Pertinent articles about dying indigenous lanugages in B.C.

To further my research for my final ETEC 590 paper, I am now using Google Scholar to start looking for articles that will support my topic of revitalizing the Shuswap language after the lost generation due to residential schools.

This first article, entitled “The Crisis of Silence” is by Alan Haig-Brown.  One question that is raised is

“Why maintain the languages? However, for Indian people the answer is obviously one of individual self-identity and cultural continuity” (Haig-Brown, 1983)

http://prophet.library.ubc.ca/ojs/index.php/bcstudies/article/viewFile/1149/1193

A second article that I found is entitled “You can’t kill Coyote stories of language healing from Chief Atahm School Secwepemc language immersion program” (Michel, 2005).  I have selected this article since the Shuswap Immersion program in Chase B.C. (at the Chief Atahm School) was the first article that I came across that inspired me to continue my research on indigenous language immersion.  This paper was written by a UBC doctorat student, which caught my attention.  Again it focuses in exactly on my topic about dying languages and the story of the Chief Atahm Shuswap Immersion school.

http://summit.sfu.ca/item/5641 (click on link and then download the PDF)

Elders share Shuswap language

The photograph in the attached article below really hit home for me.  It depicts how a language will die off with its elders unless something is done now.  These women, the last remaining fluent speakers of the Secwepemc (Shuswap) language, have come together to create recordings of 3,360 words and phrases of the eastern dialect of the Secwepemc (Shuswap) language.  This group of elders is from Enderby B.C., (which is located in our province’s interior), come from the Splats’in tribe.

What I find wonderful about this article is that the recordings of these grandmothers will be available on-line for anyone wishing to listen to what Secwepemc really sounds like.  This project is vital, especially considering the ages of the elders at the time of the article in 2011 were between 71 and 89 years old.  This shows that if projects like this aren’t encouraged in the next few years, many of the indigenous languages in B.C. will be lost forever.  For example, out of the 800 members that live in the Splats’in community, there are only 10 members left who speak Secwepemc fluently. This is the related to the theme for my paper in ETEC 521.  I am looking at how the next generations of Secwepemc speakers can envision fluency in the language (once the elders have passed on) by having only recordings to base their language learning on).

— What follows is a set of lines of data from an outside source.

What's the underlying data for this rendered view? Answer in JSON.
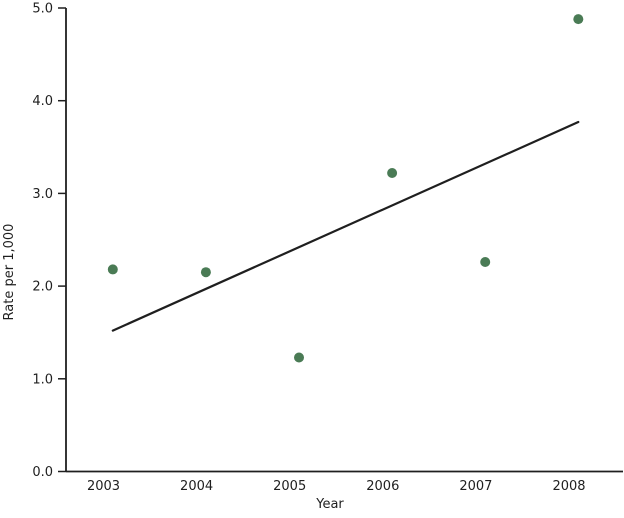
{
  "figure": {
    "background": "#ffffff"
  },
  "chart_data": {
    "type": "scatter",
    "title": "",
    "xlabel": "Year",
    "ylabel": "Rate per 1,000",
    "x_ticks": [
      2003,
      2004,
      2005,
      2006,
      2007,
      2008
    ],
    "y_tick_labels": [
      "0.0",
      "1.0",
      "2.0",
      "3.0",
      "4.0",
      "5.0"
    ],
    "xlim": [
      2002.6,
      2008.6
    ],
    "ylim": [
      0,
      5
    ],
    "grid": false,
    "legend": "none",
    "points": [
      {
        "x": 2003,
        "y": 2.18
      },
      {
        "x": 2004,
        "y": 2.15
      },
      {
        "x": 2005,
        "y": 1.23
      },
      {
        "x": 2006,
        "y": 3.22
      },
      {
        "x": 2007,
        "y": 2.26
      },
      {
        "x": 2008,
        "y": 4.88
      }
    ],
    "marker_x_offset_years": 0.1,
    "trendline": {
      "x1": 2003,
      "y1": 1.52,
      "x2": 2008,
      "y2": 3.77
    },
    "colors": {
      "marker": "#4a7b55",
      "trend_line": "#1f1f1f",
      "axis": "#1f1f1f",
      "text": "#1f1f1f"
    }
  }
}
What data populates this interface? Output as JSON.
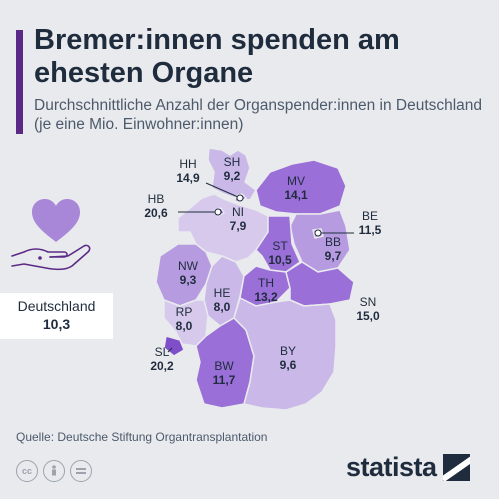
{
  "header": {
    "title": "Bremer:innen spenden am ehesten Organe",
    "subtitle": "Durchschnittliche Anzahl der Organspender:innen in Deutschland (je eine Mio. Einwohner:innen)"
  },
  "national": {
    "label": "Deutschland",
    "value": "10,3"
  },
  "footer": {
    "source": "Quelle: Deutsche Stiftung Organtransplantation",
    "brand": "statista"
  },
  "icons": [
    "heart-icon",
    "hand-icon",
    "cc-icon",
    "by-icon",
    "nd-icon",
    "statista-logo-icon"
  ],
  "colors": {
    "accent": "#5b2a86",
    "low": "#d6c9ec",
    "mid": "#b79be0",
    "high": "#9a6fd8",
    "top": "#7e4fc9"
  },
  "chart_data": {
    "type": "choropleth",
    "regions": [
      {
        "code": "SH",
        "value": "9,2"
      },
      {
        "code": "HH",
        "value": "14,9"
      },
      {
        "code": "MV",
        "value": "14,1"
      },
      {
        "code": "HB",
        "value": "20,6"
      },
      {
        "code": "NI",
        "value": "7,9"
      },
      {
        "code": "BE",
        "value": "11,5"
      },
      {
        "code": "ST",
        "value": "10,5"
      },
      {
        "code": "BB",
        "value": "9,7"
      },
      {
        "code": "NW",
        "value": "9,3"
      },
      {
        "code": "TH",
        "value": "13,2"
      },
      {
        "code": "SN",
        "value": "15,0"
      },
      {
        "code": "HE",
        "value": "8,0"
      },
      {
        "code": "RP",
        "value": "8,0"
      },
      {
        "code": "SL",
        "value": "20,2"
      },
      {
        "code": "BY",
        "value": "9,6"
      },
      {
        "code": "BW",
        "value": "11,7"
      }
    ]
  }
}
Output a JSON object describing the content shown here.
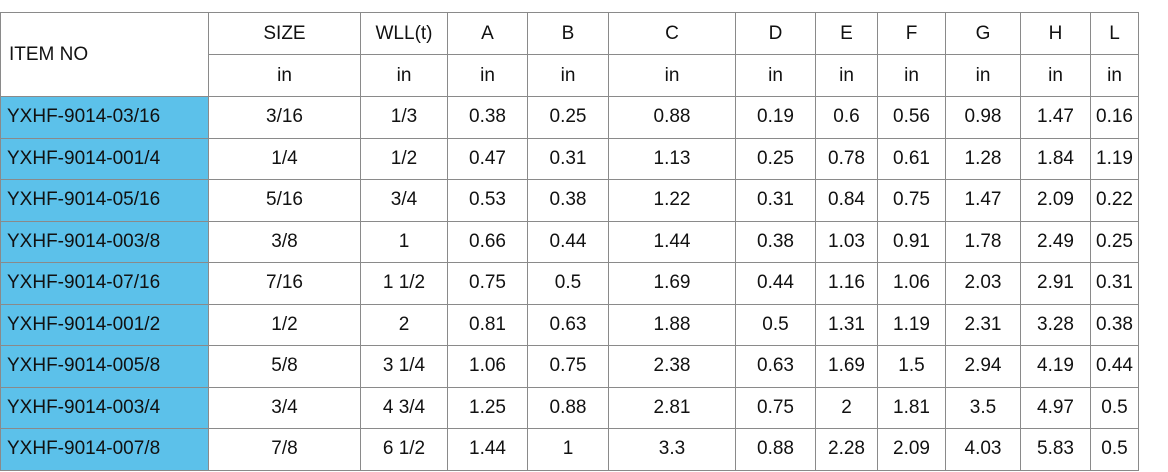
{
  "table": {
    "columns": [
      "ITEM NO",
      "SIZE",
      "WLL(t)",
      "A",
      "B",
      "C",
      "D",
      "E",
      "F",
      "G",
      "H",
      "L"
    ],
    "units": [
      "in",
      "in",
      "in",
      "in",
      "in",
      "in",
      "in",
      "in",
      "in",
      "in",
      "in"
    ],
    "rows": [
      [
        "YXHF-9014-03/16",
        "3/16",
        "1/3",
        "0.38",
        "0.25",
        "0.88",
        "0.19",
        "0.6",
        "0.56",
        "0.98",
        "1.47",
        "0.16"
      ],
      [
        "YXHF-9014-001/4",
        "1/4",
        "1/2",
        "0.47",
        "0.31",
        "1.13",
        "0.25",
        "0.78",
        "0.61",
        "1.28",
        "1.84",
        "1.19"
      ],
      [
        "YXHF-9014-05/16",
        "5/16",
        "3/4",
        "0.53",
        "0.38",
        "1.22",
        "0.31",
        "0.84",
        "0.75",
        "1.47",
        "2.09",
        "0.22"
      ],
      [
        "YXHF-9014-003/8",
        "3/8",
        "1",
        "0.66",
        "0.44",
        "1.44",
        "0.38",
        "1.03",
        "0.91",
        "1.78",
        "2.49",
        "0.25"
      ],
      [
        "YXHF-9014-07/16",
        "7/16",
        "1 1/2",
        "0.75",
        "0.5",
        "1.69",
        "0.44",
        "1.16",
        "1.06",
        "2.03",
        "2.91",
        "0.31"
      ],
      [
        "YXHF-9014-001/2",
        "1/2",
        "2",
        "0.81",
        "0.63",
        "1.88",
        "0.5",
        "1.31",
        "1.19",
        "2.31",
        "3.28",
        "0.38"
      ],
      [
        "YXHF-9014-005/8",
        "5/8",
        "3 1/4",
        "1.06",
        "0.75",
        "2.38",
        "0.63",
        "1.69",
        "1.5",
        "2.94",
        "4.19",
        "0.44"
      ],
      [
        "YXHF-9014-003/4",
        "3/4",
        "4 3/4",
        "1.25",
        "0.88",
        "2.81",
        "0.75",
        "2",
        "1.81",
        "3.5",
        "4.97",
        "0.5"
      ],
      [
        "YXHF-9014-007/8",
        "7/8",
        "6 1/2",
        "1.44",
        "1",
        "3.3",
        "0.88",
        "2.28",
        "2.09",
        "4.03",
        "5.83",
        "0.5"
      ]
    ]
  }
}
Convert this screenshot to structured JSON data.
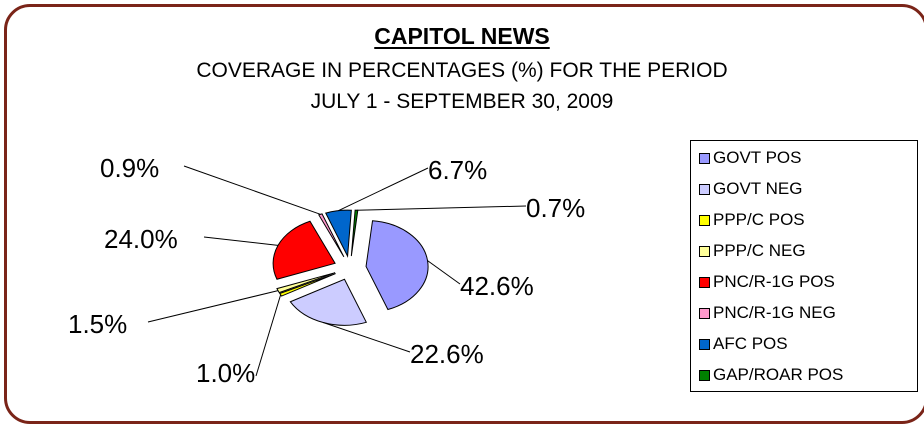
{
  "chart_data": {
    "type": "pie",
    "title": "CAPITOL NEWS",
    "subtitle_line1": "COVERAGE IN PERCENTAGES (%) FOR THE PERIOD",
    "subtitle_line2": "JULY 1 - SEPTEMBER 30, 2009",
    "legend_position": "right",
    "slices": [
      {
        "name": "GOVT  POS",
        "value": 42.6,
        "label": "42.6%",
        "color": "#9999ff"
      },
      {
        "name": "GOVT  NEG",
        "value": 22.6,
        "label": "22.6%",
        "color": "#ccccff"
      },
      {
        "name": "PPP/C POS",
        "value": 1.0,
        "label": "1.0%",
        "color": "#ffff00"
      },
      {
        "name": "PPP/C NEG",
        "value": 1.5,
        "label": "1.5%",
        "color": "#ffff99"
      },
      {
        "name": "PNC/R-1G POS",
        "value": 24.0,
        "label": "24.0%",
        "color": "#ff0000"
      },
      {
        "name": "PNC/R-1G NEG",
        "value": 0.9,
        "label": "0.9%",
        "color": "#ff99cc"
      },
      {
        "name": "AFC POS",
        "value": 6.7,
        "label": "6.7%",
        "color": "#0066cc"
      },
      {
        "name": "GAP/ROAR POS",
        "value": 0.7,
        "label": "0.7%",
        "color": "#008000"
      }
    ]
  }
}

http://www.vernonmorningstar.com/community/133487098.html

Saving Indigenous Languages – Simon Fraser University

I was happy to see that Simon Fraser University is recently concerned with saving Indigenous languages (one of them the Shuswap language) and discussed a $2.5 million dollar grant for the next 7 years that will be provided by the Social Sciences and Humanities Research Council of Canada (SSHRC) to help revitalize languages throughout B.C. and the Yukon.

Since I am focusing on the Shuswap language for my final paper, I was pleased to come across this information that proves that the Canadian government is making an effort to help the Shuswap save their language.  The SSHRC will be working together with Aboriginal groups that speak at least 11 aboriginal languages, in hopes to maintaining and revitalizing them.

Having this money would be a great asset, however I can see that a project like this would be monumental.  It would require sending people into these communities to discuss the best ways to preserve the languages and at the same time, interview the elders who speak these languages before they pass on.